On a mixed-use redevelopment site near Wilsthorpe, a Biodiversity Gain Plan was required after surveys identified a narrow wet swale running across a previously hard-surfaced area. The feature held greater ecological value than initially assumed by the design team, prompting a targeted on-site enhancement strategy to be integrated into the revised layout. The Biodiversity Gain Plan set out the uplift, monitoring and 30-year management responsibilities, and the planning condition was discharged on first review without the need for off-site units or programme adjustments.

How the Biodiversity Gain Plan Process Works

We produce planning-ready BNG Assessments aligned to Long Eaton’s policy expectations.

Key BNG Deliverables for Long Eaton Projects

Your Biodiversity Gain Plan is structured to meet Long Eaton’s planning requirements and typically includes:

  • Habitat delivery strategy — how and where biodiversity uplift will be achieved

  • Mapped habitat parcels — legally reliable plans linking habitats to the approved metric

  • Optional integration with a Habitat Management & Monitoring Plan (HMMP) where 30-year management is required

  • Submission-ready planning document — formatted for Local Planning Authority approval

This ensures your BNG condition in Long Eaton can be discharged cleanly and lawfully.

Step 1

Initial Review

We assess your existing BNG assessment, site layout and planning condition.

Step 2

Plan Preparation

Habitat delivery proposals, mapping and management requirements are drafted.

Step 3

Coordination Stage

The plan is aligned with your build programme and any wider ecological or planning documents.

Step 4

Submission and Support

 We respond to any LPA queries or amendments required.

Next Steps

Ready to Secure Approval and start on site? We’ll confirm what your Long Eaton site needs and help you move forward without unnecessary delay. 

FAQ - BGP in Long Eaton

Do I need a Biodiversity Gain Plan for development in Long Eaton?

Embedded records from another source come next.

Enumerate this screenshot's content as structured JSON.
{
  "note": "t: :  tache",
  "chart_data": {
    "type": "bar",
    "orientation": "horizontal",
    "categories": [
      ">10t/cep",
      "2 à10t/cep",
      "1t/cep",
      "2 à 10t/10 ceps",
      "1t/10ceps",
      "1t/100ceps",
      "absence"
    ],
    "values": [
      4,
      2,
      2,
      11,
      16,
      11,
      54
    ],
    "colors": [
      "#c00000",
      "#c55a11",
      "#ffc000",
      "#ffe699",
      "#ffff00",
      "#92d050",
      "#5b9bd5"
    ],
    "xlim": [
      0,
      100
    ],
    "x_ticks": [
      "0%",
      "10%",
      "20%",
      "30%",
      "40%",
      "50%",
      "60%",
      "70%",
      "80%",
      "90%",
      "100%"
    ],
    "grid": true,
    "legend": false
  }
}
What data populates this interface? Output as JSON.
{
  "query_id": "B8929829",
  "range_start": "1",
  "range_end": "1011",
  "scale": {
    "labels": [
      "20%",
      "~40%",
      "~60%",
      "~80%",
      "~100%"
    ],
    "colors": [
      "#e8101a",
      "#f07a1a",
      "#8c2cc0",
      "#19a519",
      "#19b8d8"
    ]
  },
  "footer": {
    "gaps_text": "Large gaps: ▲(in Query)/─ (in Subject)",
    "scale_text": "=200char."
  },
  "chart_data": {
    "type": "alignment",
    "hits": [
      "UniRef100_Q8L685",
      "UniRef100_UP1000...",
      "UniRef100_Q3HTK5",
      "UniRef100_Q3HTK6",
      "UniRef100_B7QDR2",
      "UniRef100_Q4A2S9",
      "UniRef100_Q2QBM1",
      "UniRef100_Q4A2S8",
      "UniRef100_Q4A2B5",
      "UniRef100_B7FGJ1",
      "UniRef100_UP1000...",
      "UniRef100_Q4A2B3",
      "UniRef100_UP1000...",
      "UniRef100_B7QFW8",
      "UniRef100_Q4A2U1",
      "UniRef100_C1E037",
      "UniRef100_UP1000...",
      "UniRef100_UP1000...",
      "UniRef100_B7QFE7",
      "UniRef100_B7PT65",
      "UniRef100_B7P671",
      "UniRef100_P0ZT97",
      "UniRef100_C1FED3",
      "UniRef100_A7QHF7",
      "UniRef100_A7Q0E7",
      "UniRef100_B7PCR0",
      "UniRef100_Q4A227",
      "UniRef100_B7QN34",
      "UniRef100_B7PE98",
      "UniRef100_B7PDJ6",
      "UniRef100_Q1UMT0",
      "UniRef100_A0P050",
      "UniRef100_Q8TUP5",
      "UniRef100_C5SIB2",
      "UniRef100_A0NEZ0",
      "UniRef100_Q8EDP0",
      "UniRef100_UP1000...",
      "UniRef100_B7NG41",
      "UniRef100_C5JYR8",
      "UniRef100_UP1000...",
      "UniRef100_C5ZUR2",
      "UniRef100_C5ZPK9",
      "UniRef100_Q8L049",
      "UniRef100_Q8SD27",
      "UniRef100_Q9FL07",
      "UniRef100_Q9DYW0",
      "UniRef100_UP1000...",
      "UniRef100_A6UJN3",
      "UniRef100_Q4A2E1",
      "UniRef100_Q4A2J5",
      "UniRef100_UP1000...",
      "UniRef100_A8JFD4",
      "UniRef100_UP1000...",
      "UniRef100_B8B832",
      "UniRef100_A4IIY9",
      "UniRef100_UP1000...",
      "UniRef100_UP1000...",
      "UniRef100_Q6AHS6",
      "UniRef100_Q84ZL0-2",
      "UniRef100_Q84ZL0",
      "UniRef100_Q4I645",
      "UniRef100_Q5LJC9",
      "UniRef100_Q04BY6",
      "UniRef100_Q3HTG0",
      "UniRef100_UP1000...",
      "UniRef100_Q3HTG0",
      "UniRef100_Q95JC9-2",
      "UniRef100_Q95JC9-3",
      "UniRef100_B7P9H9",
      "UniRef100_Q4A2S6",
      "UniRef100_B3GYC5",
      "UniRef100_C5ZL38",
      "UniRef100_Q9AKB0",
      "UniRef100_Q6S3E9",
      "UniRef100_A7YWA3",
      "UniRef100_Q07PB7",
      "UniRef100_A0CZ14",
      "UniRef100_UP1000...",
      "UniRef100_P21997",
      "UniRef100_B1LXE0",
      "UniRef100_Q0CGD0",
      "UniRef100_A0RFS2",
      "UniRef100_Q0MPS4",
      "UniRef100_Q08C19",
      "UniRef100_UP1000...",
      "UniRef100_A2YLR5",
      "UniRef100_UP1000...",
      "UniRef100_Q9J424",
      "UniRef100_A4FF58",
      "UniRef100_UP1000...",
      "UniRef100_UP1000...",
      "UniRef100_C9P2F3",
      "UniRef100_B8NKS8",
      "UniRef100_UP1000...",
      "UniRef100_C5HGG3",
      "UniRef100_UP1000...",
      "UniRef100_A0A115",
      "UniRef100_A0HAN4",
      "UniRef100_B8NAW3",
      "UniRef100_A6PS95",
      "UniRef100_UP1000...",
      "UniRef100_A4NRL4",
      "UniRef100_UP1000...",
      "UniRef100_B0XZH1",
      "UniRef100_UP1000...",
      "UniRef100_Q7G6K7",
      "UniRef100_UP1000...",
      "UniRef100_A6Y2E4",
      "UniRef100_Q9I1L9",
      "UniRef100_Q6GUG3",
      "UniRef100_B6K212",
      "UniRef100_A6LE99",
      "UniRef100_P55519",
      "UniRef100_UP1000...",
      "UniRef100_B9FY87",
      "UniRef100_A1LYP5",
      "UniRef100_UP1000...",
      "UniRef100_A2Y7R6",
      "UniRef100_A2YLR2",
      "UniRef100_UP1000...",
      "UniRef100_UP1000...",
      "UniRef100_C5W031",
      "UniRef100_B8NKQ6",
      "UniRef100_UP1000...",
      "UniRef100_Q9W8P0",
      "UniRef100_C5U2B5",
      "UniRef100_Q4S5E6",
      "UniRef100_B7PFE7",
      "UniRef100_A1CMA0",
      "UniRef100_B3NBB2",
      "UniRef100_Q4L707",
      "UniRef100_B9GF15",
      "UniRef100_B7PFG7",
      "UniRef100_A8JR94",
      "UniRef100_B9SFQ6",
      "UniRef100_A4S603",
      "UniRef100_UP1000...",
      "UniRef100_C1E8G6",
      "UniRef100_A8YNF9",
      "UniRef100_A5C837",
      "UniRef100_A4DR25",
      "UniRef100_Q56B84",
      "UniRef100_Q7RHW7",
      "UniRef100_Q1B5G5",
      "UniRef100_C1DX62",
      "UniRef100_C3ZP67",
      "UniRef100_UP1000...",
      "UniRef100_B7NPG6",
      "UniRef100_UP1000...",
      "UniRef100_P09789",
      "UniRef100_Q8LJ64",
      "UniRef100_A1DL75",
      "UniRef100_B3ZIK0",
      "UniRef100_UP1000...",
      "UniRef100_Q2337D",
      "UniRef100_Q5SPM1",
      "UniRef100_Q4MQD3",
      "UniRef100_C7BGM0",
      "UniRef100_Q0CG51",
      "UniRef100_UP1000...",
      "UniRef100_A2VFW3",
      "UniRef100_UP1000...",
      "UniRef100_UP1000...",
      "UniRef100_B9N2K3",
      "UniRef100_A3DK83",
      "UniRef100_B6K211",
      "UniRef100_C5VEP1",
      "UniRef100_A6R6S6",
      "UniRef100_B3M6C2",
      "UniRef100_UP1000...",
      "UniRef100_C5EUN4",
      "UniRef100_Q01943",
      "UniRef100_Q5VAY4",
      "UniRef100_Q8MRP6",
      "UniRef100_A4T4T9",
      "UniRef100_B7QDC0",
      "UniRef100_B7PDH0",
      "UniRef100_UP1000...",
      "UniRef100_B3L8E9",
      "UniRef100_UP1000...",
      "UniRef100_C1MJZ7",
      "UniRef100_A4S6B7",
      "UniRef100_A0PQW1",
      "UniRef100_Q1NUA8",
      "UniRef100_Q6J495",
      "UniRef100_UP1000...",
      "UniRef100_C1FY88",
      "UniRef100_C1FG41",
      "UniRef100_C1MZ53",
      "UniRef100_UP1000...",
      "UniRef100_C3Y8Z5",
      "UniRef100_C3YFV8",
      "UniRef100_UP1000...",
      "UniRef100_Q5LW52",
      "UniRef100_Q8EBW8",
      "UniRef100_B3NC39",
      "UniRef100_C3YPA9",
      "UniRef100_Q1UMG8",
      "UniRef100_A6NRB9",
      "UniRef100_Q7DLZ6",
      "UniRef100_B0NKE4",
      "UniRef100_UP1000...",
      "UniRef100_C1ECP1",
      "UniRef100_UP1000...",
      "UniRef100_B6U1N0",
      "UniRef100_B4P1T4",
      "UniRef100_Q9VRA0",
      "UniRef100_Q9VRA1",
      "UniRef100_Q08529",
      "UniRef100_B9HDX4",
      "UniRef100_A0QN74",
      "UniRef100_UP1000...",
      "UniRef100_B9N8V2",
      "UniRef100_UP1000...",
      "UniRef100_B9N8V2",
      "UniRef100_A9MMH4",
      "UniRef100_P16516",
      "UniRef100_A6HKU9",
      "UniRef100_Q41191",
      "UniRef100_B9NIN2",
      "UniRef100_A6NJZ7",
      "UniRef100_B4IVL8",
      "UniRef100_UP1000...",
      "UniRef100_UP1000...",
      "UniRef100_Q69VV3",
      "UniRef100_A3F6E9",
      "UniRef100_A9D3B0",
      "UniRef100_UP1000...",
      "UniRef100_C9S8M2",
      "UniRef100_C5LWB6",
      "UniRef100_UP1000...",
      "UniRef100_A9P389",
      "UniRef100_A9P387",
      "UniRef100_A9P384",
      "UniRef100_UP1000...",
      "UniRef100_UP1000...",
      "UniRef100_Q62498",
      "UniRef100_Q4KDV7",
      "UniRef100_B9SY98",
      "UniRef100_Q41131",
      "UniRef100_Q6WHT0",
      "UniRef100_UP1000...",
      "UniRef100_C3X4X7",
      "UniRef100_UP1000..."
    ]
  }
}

Most minor and major applications in Long Eaton require a Biodiversity Gain Plan, particularly where proposals interact with the Trent corridor, Erewash floodplain, canal-side land or brownfield plots with naturalised vegetation. The plan must demonstrate a minimum 10% biodiversity gain and show how uplift will be secured for 30 years.

Proposals in Sawley, Wilsthorpe, Toton Lane, Long Eaton Wharf, Nottingham Road, New Sawley and the canal corridor frequently require formal submissions. Erewash Borough Council pays particular attention to sites within the floodplain or those containing early-stage scrub and wetland mosaics.

Are Long Eaton’s floodplain and wetland features challenging for BNG assessment?

Floodplain and canal-side features can hold higher baseline value than anticipated, so accurate condition scoring is essential. Further national guidance on how these habitats are treated within BNG rules is available at: https://www.gov.uk/guidance/mandatory-biodiversity-net-gain

Off-site units may be acceptable where constraints such as flood storage requirements or canal-side easements limit on-site uplift. Evidence must show why on-site delivery is restricted and how the selected off-site area meets metric compliance rules.